Biomarkers discovery and validation: The Lashuel group is an active and integral member of several international consortia focusing on developing novel biomarkers and assays for early diagnosis, monitoring disease progression, and establishing target engagement in clinical trials of PD. Our role in these consortia ranges from identifying novel biomarkers to developing novel assays and reagents to serving as a reference site for quality control and validation of assays and reagents used by members of the various consortia. Recently, in collaboration with the Dal Perarro and Altug lab at the EPFL, we developed novel biosensors that enable for the first time the detection and reading of complex protein PTMs and quantifying structural biomarkers of proteins associated with neurodegenerative diseases, thus paving the way for novel diagnostics for early disease diagnosis or to monitor disease progression and assess the efficacy of novel therapies.

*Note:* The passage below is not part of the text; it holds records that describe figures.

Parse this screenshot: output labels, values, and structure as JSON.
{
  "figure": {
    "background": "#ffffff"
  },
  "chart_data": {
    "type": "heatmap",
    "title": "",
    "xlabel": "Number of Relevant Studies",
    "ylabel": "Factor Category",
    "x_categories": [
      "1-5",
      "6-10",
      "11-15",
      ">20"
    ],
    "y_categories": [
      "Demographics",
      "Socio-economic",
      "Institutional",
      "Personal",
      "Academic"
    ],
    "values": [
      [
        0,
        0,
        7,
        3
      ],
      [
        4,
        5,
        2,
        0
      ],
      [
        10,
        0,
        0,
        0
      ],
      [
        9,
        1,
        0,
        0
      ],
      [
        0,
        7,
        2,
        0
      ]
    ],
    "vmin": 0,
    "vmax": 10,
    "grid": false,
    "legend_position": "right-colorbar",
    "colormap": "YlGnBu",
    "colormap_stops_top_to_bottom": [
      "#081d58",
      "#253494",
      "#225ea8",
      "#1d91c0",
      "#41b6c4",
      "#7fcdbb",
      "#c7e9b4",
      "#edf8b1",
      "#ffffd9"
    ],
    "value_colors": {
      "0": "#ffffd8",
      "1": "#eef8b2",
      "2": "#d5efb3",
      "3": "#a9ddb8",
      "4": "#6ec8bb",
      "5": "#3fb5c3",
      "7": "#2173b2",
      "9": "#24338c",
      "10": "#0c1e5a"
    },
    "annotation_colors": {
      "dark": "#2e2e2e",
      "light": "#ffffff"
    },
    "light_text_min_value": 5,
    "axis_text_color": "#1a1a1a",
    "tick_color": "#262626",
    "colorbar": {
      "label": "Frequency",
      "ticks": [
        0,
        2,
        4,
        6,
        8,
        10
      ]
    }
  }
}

Thought leadership in the field of neurodegenerative diseases: Prof. Lashuel is recognized as one of the thought leaders in the field of protein misfolding and aggregation in neurodegenerative diseases. His work and expertise are highly sought after as evidenced by his numerous invitations (260) to deliver lectures at prestigious universities and leading conferences/symposiums in the fields of protein aggregation, chemical biology, and neurodegenerative diseases. He is also frequently called upon to participate in writing strategic positioning papers and panels that are charged with defining the research priorities of the field. His role in these capacities is pivotal in building consensus on controversial topics and debates.